Beyond the regional backdrop, investors are awaiting remarks from Kevin Warsh — a candidate to chair the Fed, QCP stressed.

“Investors are focused on his views on rates and the economy. Warsh’s comments could be a short-term catalyst — especially if they reinforce expectations of policy easing amid persistent geopolitical risks,” the experts concluded.

What next

Bitcoin has established itself above the realized price of the most price-sensitive short-term holders — those who entered the market one week to one month ago. Their break-even sits around $69,400, wrote the analyst known as Darkfost.

He argues this helps restore confidence among recent entrants and lowers the odds of a quick capitulation.

The leading cryptocurrency is now testing the realized price of one‑to‑three‑month holders at roughly $74,900. They suffered most from the correction that began in October 2025.

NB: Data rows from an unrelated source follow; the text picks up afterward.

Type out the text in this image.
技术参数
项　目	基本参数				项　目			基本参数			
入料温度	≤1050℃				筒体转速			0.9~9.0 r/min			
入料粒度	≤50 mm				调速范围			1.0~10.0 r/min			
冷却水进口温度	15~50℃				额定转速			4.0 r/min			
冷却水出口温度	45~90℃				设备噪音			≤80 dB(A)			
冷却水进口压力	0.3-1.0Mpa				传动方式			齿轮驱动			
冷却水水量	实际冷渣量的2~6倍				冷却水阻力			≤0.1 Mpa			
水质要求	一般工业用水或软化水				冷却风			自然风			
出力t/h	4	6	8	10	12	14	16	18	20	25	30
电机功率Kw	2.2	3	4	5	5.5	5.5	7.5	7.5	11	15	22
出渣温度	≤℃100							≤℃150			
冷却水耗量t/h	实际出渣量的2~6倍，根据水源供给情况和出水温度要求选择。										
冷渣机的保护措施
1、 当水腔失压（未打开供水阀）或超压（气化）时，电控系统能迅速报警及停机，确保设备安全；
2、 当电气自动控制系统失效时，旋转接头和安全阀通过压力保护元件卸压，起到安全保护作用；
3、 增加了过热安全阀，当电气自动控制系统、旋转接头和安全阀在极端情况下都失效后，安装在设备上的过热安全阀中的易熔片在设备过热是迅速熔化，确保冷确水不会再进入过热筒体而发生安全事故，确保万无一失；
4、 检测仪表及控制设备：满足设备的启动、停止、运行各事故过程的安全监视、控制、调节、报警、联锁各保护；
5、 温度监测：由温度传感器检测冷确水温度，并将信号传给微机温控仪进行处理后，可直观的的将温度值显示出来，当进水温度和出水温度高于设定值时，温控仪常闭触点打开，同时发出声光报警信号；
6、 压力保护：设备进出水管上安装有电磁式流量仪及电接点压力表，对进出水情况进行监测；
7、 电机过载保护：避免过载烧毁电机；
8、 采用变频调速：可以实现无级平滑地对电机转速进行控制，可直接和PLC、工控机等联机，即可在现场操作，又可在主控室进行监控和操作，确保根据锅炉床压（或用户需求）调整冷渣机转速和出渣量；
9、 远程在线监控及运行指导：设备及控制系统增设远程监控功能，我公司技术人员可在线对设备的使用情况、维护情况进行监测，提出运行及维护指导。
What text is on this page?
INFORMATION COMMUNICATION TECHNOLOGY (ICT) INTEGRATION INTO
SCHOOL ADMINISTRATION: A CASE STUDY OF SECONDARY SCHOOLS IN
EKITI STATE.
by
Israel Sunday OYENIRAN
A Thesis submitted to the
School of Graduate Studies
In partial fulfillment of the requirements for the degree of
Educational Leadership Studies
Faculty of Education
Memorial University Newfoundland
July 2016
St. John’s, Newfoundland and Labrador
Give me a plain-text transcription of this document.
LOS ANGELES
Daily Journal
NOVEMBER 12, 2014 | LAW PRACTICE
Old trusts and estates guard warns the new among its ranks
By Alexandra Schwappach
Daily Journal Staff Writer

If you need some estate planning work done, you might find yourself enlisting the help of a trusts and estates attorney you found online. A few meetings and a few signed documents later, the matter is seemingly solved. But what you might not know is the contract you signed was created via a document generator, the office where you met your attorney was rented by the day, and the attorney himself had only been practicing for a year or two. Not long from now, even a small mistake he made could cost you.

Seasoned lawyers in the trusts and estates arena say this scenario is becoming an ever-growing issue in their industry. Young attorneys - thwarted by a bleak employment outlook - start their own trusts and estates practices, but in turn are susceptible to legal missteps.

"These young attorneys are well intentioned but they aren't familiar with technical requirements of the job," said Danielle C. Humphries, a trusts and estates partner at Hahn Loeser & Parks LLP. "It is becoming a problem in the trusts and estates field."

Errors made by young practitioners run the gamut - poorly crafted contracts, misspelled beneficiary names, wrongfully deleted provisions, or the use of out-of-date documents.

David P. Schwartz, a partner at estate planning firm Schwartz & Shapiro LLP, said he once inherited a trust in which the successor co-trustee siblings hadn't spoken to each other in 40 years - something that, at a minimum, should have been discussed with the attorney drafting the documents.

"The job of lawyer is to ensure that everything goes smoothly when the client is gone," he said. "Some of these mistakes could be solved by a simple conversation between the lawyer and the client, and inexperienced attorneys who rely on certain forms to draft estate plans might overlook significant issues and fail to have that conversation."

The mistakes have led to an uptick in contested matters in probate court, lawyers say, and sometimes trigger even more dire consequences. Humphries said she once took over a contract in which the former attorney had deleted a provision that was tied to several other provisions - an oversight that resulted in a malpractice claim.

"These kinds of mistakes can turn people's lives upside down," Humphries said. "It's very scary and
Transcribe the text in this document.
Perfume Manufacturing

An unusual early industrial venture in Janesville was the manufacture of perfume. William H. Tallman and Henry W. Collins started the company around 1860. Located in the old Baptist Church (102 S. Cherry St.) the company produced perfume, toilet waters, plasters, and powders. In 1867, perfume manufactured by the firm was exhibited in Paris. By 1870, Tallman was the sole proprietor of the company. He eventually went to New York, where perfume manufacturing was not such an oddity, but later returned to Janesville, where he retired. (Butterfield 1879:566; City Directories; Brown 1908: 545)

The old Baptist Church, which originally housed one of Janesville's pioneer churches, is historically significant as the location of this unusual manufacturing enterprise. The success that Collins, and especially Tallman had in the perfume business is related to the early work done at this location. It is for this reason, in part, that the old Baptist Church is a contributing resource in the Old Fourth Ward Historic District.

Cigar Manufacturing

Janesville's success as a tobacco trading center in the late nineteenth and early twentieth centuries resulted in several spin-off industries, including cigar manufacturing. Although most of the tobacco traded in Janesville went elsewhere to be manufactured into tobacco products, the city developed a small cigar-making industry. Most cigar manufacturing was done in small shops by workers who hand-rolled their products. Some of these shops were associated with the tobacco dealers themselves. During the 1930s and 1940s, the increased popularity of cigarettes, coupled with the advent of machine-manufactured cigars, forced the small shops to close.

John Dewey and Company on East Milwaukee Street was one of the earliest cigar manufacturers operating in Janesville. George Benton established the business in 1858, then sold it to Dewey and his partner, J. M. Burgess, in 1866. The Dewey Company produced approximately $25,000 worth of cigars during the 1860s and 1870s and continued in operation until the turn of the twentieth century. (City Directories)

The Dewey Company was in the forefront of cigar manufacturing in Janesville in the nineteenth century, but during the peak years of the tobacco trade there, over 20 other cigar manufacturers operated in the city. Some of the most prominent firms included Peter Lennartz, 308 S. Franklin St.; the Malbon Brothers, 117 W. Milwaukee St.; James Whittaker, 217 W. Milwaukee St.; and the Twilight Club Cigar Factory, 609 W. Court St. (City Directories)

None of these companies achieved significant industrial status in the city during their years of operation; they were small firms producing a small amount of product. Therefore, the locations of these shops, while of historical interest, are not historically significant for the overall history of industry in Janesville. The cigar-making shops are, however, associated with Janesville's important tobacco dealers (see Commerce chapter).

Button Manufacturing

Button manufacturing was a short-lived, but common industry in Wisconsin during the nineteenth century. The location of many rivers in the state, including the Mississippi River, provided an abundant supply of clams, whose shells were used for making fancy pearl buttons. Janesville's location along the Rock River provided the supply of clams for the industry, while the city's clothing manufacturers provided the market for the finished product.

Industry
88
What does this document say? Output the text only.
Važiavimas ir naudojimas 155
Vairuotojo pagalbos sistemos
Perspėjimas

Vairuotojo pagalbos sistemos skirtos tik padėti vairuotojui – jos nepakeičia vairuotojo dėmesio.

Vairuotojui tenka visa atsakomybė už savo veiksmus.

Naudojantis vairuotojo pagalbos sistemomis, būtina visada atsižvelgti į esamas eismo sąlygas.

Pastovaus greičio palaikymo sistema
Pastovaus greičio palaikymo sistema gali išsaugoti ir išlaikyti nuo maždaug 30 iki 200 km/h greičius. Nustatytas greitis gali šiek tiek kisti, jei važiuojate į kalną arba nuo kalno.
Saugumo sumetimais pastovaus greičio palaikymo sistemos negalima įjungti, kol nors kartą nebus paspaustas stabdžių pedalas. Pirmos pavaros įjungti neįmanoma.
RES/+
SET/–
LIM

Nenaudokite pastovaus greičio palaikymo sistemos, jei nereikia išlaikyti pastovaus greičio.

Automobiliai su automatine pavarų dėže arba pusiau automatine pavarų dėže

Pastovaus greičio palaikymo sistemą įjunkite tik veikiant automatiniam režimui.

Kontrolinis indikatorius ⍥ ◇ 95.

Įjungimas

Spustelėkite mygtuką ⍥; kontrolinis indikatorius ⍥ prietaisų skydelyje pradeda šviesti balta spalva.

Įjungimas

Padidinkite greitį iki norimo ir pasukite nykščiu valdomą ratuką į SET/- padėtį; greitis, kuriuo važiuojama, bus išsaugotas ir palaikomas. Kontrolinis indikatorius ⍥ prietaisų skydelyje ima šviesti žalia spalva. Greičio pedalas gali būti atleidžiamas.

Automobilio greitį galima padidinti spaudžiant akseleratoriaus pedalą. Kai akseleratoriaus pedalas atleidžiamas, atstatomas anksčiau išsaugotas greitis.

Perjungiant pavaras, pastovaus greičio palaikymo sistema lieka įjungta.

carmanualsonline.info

“These investors had only one chance to exit — in January 2025, when the price first touched their break-even. Now comes a second test. The key question: will they hold or start selling,” Darkfost wrote.

If that level is cleared and the market holds above it, pressure from short‑term holders should ease markedly. That would give digital gold room to push toward the next important zone.

The cost basis of the earlier short‑term cohort (three to six months) is higher — around $92,000. The expert expects this to be the final resistance, after which most market participants would be back in profit.

Bitcoin has also formed a new price gap on the CME at $77,400, noted the trader known as Ash Crypto.

Since the fourth quarter of last year, bitcoin has closed 90% of such gaps within a week. If the pattern repeats, roughly $1.6 billion in short positions would be liquidated, adding momentum to the upside, the expert said.

MN Trading founder Michaël van de Poppe added that bitcoin staged a relatively strong rebound, despite markets typically turning risk‑off ahead of the US open.

He also pointed to gold’s weak performance, which in his view signals no pronounced flight to safety.

Against that backdrop, van de Poppe floated the prospect of fresh local highs this week. He cited $77,300 as bitcoin’s next key level.

During the week of April 13–17, crypto funds attracted $1.4 billion, marking a recovery in investor sentiment.